Japanese toilet giant flips open lid on new museum

Tokyo (Agence France-Presse) - Japan's leading toilet giant opens a new museum this week dedicated to a century of lavatories, from its first water flushing model to the most cutting edge version with odour-neutralisers and variable water jets.

The museum operated by Toto - best known for its bidet-equipped Washlet series - opens its doors today in the south-western city of Kitakyushu where the company is based. Admission is free.

High-tech toilets, common in Japan, regularly win praise from foreign tourists and celebrities as the epitome of Japanese know-how - a contraption that offers both comforting warmth and a frighteningly accurate bidet jet.
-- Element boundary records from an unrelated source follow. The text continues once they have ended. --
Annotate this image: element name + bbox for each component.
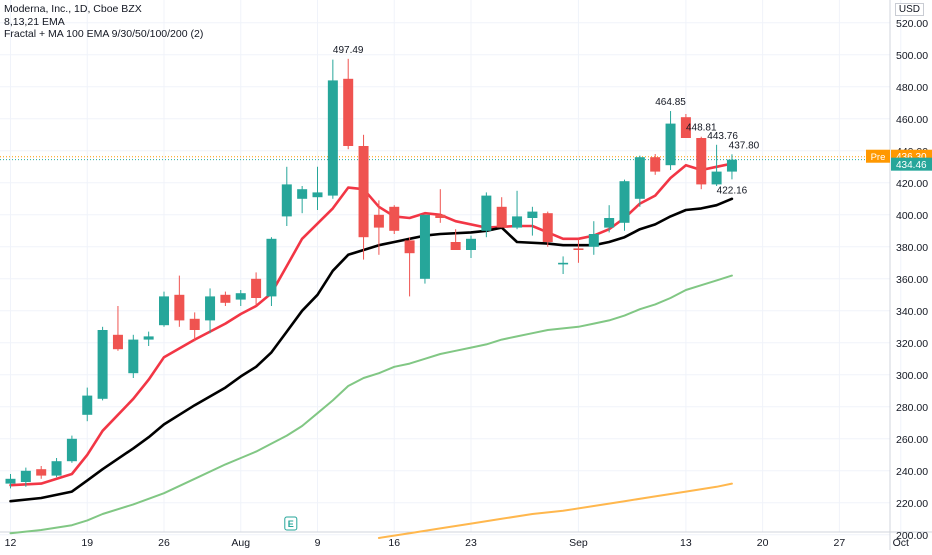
candle-body[interactable] [726, 159, 737, 172]
price-axis-tick-label: 420.00 [896, 178, 928, 190]
candle-body[interactable] [51, 461, 62, 476]
price-axis-tick-label: 320.00 [896, 338, 928, 350]
candle-body[interactable] [450, 242, 461, 250]
candle-body[interactable] [542, 213, 553, 242]
candle-body[interactable] [205, 296, 216, 321]
indicator-fractal-label[interactable]: Fractal + MA 100 EMA 9/30/50/100/200 (2) [4, 28, 204, 40]
candle-body[interactable] [312, 192, 323, 198]
candle-body[interactable] [174, 294, 185, 321]
candle-body[interactable] [389, 206, 400, 231]
candle-body[interactable] [343, 78, 354, 146]
candle-body[interactable] [558, 262, 569, 265]
candle-body[interactable] [711, 171, 722, 185]
candle-body[interactable] [159, 296, 169, 326]
pre-market-tag-label: Pre [871, 152, 886, 163]
candle-body[interactable] [527, 211, 538, 218]
fractal-price-label: 464.85 [655, 97, 686, 108]
price-axis-tick-label: 220.00 [896, 498, 928, 510]
candle-body[interactable] [696, 138, 707, 185]
price-axis-tick-label: 260.00 [896, 434, 928, 446]
candle-body[interactable] [665, 123, 676, 166]
candle-body[interactable] [281, 184, 292, 217]
candle-body[interactable] [650, 157, 661, 172]
ema-line-2 [9, 197, 734, 503]
candle-body[interactable] [481, 195, 492, 231]
candle-body[interactable] [466, 238, 476, 250]
time-axis-tick-label: 16 [388, 537, 400, 549]
time-axis-tick-label: 20 [757, 537, 769, 549]
fractal-price-label: 437.80 [729, 140, 760, 151]
earnings-marker-icon[interactable] [284, 516, 298, 531]
price-axis-tick-label: 200.00 [896, 530, 928, 542]
candle-body[interactable] [112, 334, 123, 350]
chart-legend: Moderna, Inc., 1D, Cboe BZX 8,13,21 EMA … [4, 3, 203, 41]
candle-body[interactable] [82, 395, 93, 415]
candle-body[interactable] [619, 181, 630, 223]
ema-line-4 [377, 482, 733, 539]
time-axis-tick-label: 13 [680, 537, 692, 549]
candle-body[interactable] [512, 216, 523, 228]
fractal-price-label: 497.49 [333, 45, 364, 56]
candle-body[interactable] [404, 240, 415, 254]
candle-body[interactable] [496, 206, 507, 228]
candle-body[interactable] [634, 157, 645, 199]
symbol-title[interactable]: Moderna, Inc., 1D, Cboe BZX [4, 3, 142, 15]
last-price-tag [891, 157, 932, 171]
ema-line-3 [9, 274, 733, 535]
candle-body[interactable] [297, 189, 308, 199]
candle-body[interactable] [251, 278, 262, 298]
pre-market-tag [866, 149, 890, 163]
price-axis-tick-label: 380.00 [896, 242, 928, 254]
fractal-price-label: 443.76 [707, 131, 738, 142]
candle-body[interactable] [5, 478, 16, 484]
candle-body[interactable] [373, 214, 384, 228]
time-axis-tick-label: Sep [569, 537, 588, 549]
candle-body[interactable] [588, 234, 599, 247]
candle-body[interactable] [604, 218, 615, 228]
candle-body[interactable] [128, 339, 139, 374]
candle-body[interactable] [20, 470, 31, 482]
candle-body[interactable] [189, 318, 200, 330]
price-axis-tick-label: 300.00 [896, 370, 928, 382]
indicator-ema-label[interactable]: 8,13,21 EMA [4, 15, 65, 28]
candle-body[interactable] [220, 294, 231, 303]
time-axis-tick-label: 27 [834, 537, 846, 549]
candle-body[interactable] [419, 214, 430, 279]
candle-body[interactable] [97, 330, 108, 399]
price-axis-tick-label: 480.00 [896, 82, 928, 94]
price-axis-tick-label: 520.00 [896, 18, 928, 30]
candle-body[interactable] [235, 293, 246, 300]
price-axis-tick-label: 500.00 [896, 50, 928, 62]
candle-body[interactable] [143, 336, 154, 340]
time-axis-tick-label: Oct [893, 537, 909, 549]
price-axis-tick-label: 400.00 [896, 210, 928, 222]
candle-body[interactable] [680, 117, 691, 138]
candle-body[interactable] [573, 248, 584, 250]
price-axis-tick-label: 280.00 [896, 402, 928, 414]
candle-body[interactable] [36, 469, 47, 476]
earnings-marker-label: E [288, 519, 294, 529]
price-axis-tick-label: 360.00 [896, 274, 928, 286]
fractal-price-label: 422.16 [717, 185, 748, 196]
price-axis-tick-label: 340.00 [896, 306, 928, 318]
ema-line-1 [9, 162, 734, 487]
candle-body[interactable] [358, 146, 369, 238]
time-axis-tick-label: 19 [81, 537, 93, 549]
last-price-value: 434.46 [896, 160, 927, 171]
candle-body[interactable] [435, 214, 446, 218]
time-axis-tick-label: 9 [315, 537, 321, 549]
candle-body[interactable] [66, 438, 77, 462]
time-axis-tick-label: 12 [5, 537, 17, 549]
time-axis-tick-label: Aug [231, 537, 250, 549]
candle-body[interactable] [327, 80, 338, 196]
price-axis-tick-label: 240.00 [896, 466, 928, 478]
candle-body[interactable] [266, 238, 277, 297]
time-axis-tick-label: 23 [465, 537, 477, 549]
currency-label[interactable]: USD [894, 3, 924, 16]
fractal-price-label: 448.81 [686, 123, 717, 134]
time-axis-tick-label: 26 [158, 537, 170, 549]
price-axis-tick-label: 460.00 [896, 114, 928, 126]
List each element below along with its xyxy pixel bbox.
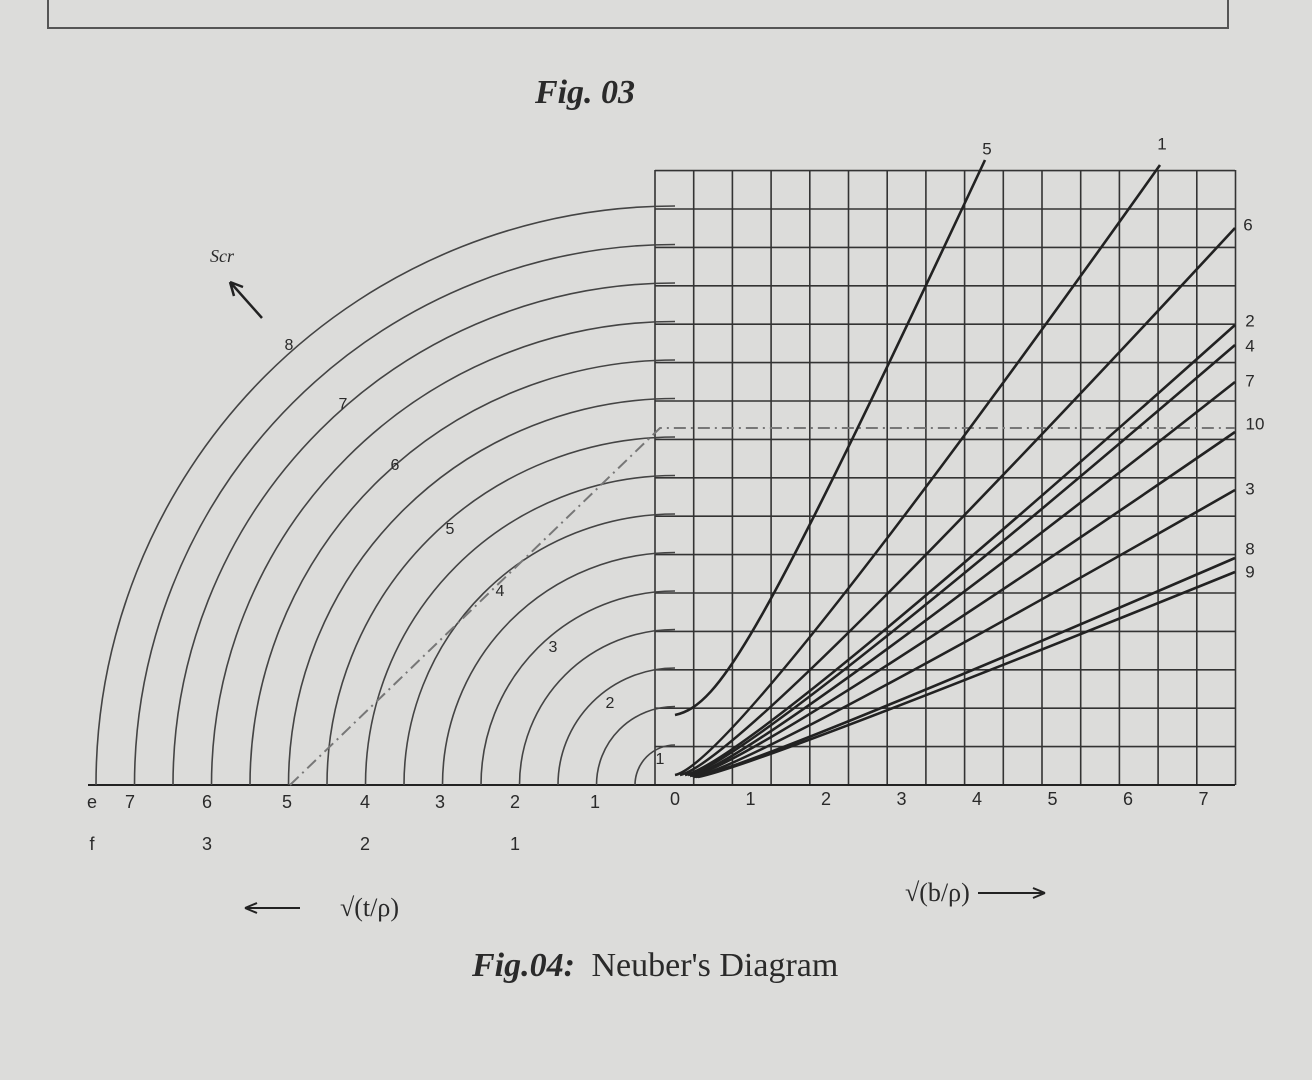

International stars who have sung the praises of Japan's bidet seats include Madonna and Will Smith.

The seats are also among the most popular items targeted by Chinese tourists, ranking alongside high-spec rice cookers and cosmetics.

The museum's exhibits includes a replica of Toto's first water flushing toilet seat, which came onto the market in 1914. Also on show are remakes of washrooms that it supplied to major buildings across Japan, including the State Guest House in downtown Tokyo where foreign dignitaries stay and those installed at a luxury hotel for the 1964 Summer Olympic Games in Tokyo.

Nearly every household in Japan and many public restrooms are equipped with a seat that is plugged into the mains electricity. At their most basic, they simply get warm and spray warm water for rinsing while those at the upper end boast motion sensors, high-power odour-neutralisers and variable water jets, all tailored to conserve energy and water.